For sure, the U.S. stock market has soared by more than 10 percent since
the Fed started cutting rates in September to head off a developing
credit crunch that it feared could have killed off the more than
seven-year old U.S. expansion.

But rather than reveling in the good news, Fed officials privately warn
that such strong gains, based mainly on expected increases in corporate
profits, will be impossible to maintain. After all, the economy is
unmistakably slowing, and that will sooner or later put a dent into
corporate earnings, they say.

The picture in the nation's credit markets, while not as dire as it was
last month, is still far from rosy and suggests lenders have yet to
regain the appetite for risk which they lost amid mounting turmoil in
global financial markets.

Anecdotal evidence shows that corporate borrowers still face major
difficulties finding investors to lend them money without demanding a
hefty premium -- or spread -- over rates on U.S. government debt.
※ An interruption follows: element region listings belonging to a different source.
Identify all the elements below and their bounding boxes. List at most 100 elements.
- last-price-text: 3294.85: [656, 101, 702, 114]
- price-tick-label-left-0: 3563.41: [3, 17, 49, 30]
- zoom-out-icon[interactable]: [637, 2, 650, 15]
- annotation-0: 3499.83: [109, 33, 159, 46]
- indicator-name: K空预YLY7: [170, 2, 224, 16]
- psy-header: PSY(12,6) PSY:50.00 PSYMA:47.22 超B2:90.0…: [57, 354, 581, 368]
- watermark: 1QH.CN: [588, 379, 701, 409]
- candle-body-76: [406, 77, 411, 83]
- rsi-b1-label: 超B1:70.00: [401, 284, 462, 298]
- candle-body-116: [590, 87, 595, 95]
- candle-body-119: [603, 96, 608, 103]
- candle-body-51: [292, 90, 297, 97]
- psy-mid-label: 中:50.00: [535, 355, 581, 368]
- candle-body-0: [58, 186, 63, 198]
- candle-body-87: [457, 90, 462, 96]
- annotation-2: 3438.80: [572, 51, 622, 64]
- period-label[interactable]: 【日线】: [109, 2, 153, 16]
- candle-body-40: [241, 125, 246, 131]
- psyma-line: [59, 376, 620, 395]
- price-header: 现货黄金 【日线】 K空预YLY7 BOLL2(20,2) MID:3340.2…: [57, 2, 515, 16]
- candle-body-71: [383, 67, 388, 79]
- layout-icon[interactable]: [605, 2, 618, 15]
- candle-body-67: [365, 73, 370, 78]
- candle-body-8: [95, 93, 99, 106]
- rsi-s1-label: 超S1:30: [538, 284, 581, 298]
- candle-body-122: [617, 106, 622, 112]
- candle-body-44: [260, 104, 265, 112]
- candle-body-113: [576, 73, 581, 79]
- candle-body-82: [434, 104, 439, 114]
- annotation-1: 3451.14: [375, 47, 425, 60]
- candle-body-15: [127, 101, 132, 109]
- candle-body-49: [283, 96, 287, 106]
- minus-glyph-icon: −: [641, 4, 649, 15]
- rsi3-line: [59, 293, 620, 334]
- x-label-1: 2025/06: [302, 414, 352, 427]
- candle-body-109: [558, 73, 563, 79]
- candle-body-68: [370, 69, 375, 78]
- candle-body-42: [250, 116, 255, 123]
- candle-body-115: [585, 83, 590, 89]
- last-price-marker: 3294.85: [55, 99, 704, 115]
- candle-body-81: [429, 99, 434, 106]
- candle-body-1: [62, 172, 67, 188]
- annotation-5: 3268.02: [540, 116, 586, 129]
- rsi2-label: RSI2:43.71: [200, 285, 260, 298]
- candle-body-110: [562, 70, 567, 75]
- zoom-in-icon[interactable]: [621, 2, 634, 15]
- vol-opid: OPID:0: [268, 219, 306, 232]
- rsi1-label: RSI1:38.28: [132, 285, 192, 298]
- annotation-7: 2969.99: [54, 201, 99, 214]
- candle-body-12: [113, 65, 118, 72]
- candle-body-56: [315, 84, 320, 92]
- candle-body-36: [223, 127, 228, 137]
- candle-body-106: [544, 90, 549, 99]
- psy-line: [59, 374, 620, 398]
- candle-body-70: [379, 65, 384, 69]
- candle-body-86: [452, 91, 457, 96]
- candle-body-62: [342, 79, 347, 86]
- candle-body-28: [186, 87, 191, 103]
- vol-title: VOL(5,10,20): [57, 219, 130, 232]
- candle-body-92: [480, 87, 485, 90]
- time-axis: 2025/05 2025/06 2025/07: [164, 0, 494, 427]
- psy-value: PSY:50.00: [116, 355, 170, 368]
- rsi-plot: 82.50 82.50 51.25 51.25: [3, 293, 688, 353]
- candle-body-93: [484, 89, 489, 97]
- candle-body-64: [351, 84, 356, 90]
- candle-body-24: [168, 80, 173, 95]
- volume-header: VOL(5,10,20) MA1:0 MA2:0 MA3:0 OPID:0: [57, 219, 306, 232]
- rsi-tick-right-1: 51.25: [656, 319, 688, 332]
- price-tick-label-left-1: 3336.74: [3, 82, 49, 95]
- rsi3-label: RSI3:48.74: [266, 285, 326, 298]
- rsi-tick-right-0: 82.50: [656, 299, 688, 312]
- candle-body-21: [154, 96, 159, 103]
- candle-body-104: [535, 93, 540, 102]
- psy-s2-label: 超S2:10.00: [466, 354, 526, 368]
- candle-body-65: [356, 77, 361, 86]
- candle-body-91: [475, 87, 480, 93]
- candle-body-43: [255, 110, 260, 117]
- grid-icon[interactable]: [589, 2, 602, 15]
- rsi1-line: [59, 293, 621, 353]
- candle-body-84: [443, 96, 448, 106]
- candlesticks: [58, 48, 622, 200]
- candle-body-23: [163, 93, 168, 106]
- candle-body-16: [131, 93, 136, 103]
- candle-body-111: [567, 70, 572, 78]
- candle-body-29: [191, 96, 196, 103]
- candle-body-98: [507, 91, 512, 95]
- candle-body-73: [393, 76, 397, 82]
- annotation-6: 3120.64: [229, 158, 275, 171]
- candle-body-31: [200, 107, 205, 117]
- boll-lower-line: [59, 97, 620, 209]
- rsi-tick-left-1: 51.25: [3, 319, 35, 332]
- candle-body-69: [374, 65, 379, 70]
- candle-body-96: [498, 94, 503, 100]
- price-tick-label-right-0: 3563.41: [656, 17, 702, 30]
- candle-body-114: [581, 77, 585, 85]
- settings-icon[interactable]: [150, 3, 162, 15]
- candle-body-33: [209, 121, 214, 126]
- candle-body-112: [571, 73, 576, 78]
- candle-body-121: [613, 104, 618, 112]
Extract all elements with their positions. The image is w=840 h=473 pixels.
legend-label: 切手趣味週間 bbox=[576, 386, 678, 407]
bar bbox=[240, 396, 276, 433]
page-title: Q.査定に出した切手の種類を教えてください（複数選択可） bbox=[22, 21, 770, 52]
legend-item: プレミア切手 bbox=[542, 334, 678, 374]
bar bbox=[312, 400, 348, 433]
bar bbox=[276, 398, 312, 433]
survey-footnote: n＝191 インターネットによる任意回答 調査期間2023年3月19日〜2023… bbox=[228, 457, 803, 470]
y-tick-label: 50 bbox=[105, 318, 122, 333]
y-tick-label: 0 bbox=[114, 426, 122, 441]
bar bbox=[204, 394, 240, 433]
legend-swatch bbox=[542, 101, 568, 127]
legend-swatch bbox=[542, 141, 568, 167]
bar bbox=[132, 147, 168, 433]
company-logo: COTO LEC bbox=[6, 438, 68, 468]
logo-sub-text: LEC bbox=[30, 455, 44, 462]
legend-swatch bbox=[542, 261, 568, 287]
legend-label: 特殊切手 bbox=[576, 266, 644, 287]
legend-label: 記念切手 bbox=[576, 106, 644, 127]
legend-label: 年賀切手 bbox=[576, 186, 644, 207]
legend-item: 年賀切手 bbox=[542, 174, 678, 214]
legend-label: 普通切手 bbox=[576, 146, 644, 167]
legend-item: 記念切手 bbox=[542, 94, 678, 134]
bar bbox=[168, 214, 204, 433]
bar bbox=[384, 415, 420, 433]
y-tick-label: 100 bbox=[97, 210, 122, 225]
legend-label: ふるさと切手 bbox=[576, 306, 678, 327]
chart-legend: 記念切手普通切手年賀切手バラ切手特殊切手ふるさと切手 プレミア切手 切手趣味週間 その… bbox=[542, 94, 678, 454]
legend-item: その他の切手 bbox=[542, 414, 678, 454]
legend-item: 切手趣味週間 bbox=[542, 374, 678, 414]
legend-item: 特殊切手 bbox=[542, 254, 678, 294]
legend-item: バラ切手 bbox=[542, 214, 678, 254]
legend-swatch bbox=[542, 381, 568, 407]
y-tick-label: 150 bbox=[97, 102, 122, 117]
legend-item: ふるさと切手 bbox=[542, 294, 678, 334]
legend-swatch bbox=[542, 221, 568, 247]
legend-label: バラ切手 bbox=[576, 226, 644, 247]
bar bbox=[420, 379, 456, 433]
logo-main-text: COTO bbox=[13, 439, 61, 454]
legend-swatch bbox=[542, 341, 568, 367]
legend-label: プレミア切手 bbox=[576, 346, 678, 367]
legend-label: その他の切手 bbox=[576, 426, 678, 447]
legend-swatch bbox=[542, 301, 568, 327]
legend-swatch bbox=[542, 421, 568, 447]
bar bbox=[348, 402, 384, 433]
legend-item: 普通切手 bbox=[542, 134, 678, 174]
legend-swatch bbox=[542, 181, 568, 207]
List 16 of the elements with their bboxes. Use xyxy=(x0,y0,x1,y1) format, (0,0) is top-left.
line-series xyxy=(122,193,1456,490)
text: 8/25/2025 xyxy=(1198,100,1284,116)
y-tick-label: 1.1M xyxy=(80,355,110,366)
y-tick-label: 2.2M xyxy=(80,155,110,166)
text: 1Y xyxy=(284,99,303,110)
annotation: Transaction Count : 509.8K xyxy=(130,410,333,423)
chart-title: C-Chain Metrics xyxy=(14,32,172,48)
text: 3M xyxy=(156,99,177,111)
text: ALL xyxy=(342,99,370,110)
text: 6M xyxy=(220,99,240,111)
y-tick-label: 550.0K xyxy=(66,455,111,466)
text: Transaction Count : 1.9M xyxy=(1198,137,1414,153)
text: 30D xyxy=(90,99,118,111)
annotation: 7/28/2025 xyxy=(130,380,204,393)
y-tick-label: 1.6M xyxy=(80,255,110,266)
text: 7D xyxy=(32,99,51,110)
''The amount of panic in financial markets was totally out of line with
the objective realities of what was going on in the economy,'' noted
Lyle Gramley, a former Fed governor. ''But spreads are still very wide
and volumes in corporate bond markets are still very small compared to
earlier in the year.''

But the strongest hint that things are not as rosy as many in the market
may believe, and the one that the Fed is bound to pay most attention to,
is still coming from what is widely referred to as the ''real'' economy
-- jobs and production.

Labor market data released last week showed the economy added far fewer
new jobs in October than had been forecast, indicating the economy has
already slowed sharply from its red-hot pace earlier in the year.
Clearly, the Fed is worried.

''We would like to see an ideal soft landing and will do what we can to
try to bring it about. There does seem to be a slowdown,'' Fed Governor
Edward Gramlich said Friday.

And just a few days earlier, the Fed reported in its Beige Book survey
of regional economic activity that manufacturing across the country went
into a lower gear in September and October, hurt by lower exports to
crisis-ravaged Asia.

Trying to head off a recession in the United States that could have
devastating effects on the entire world economy just as it struggles to
overcome the ripple effects of the Asian crisis remains smack on top of
the Fed's agenda.

''Will it be a soft landing or a crash? The answer to that depends in no
small part on the Fed itself,'' said Joel Naroff, Philadelphia-based
economist at First Union Corp. (NYSE:FTU - news)

Ironically, the pressure for further rate cuts stems not least from the
recent improvement in markets themselves.

''The paradox is that the recent Fed easings contributed to calming the
markets,'' said Allen Sinai, chief global economist at Primark Decision
Economics in Boston. ''Not easing now could reignite the turmoil.''

Fed Chairman Alan Greenspan, in whose hands the fate of U.S. interest
rates ultimately rests, declined to comment directly on what lies ahead
for monetary policy in a speech last week, his first appearance since
the Fed's Oct. 15 cut.

He chose to highlight a calmer mood in financial markets rather than
dwell on the concerns about the economy that he emphasized in
appearances prior to the last two rate cuts.

Some investors took that as a signal that the central bank head might
keep his powder dry at the Nov. 17 policy meeting.

Still, there is little doubt that the Fed, faced with the almost
Herculean task of keeping the U.S. economy going smoothly in the face of
the globe's worst financial crisis in 50 years, remains firmly biased
toward lower interest rates.

''We're all too hung up on whether they're going to cut at this meeting
or the next one (on Dec. 22),'' said Naroff. ''Additional moves are
coming and most likely they will happen before the end of this year as
well as early next year.''

dailynews.yahoo.com

I don't think Mr.Greespan will cut next week, but will hint that he might come December 22.

Regards,
R.T



To: Jeffrey L. Henken who wrote (571)11/10/1998 4:11:00 PM
From: mike mulhearn  Read Replies (1) | Respond to of 939
 
Jeff, with the internet stocks going crazy and KTEL deal with MSFT it may be a good time to check out NAVR. It may ride the wave with a couple good announcements.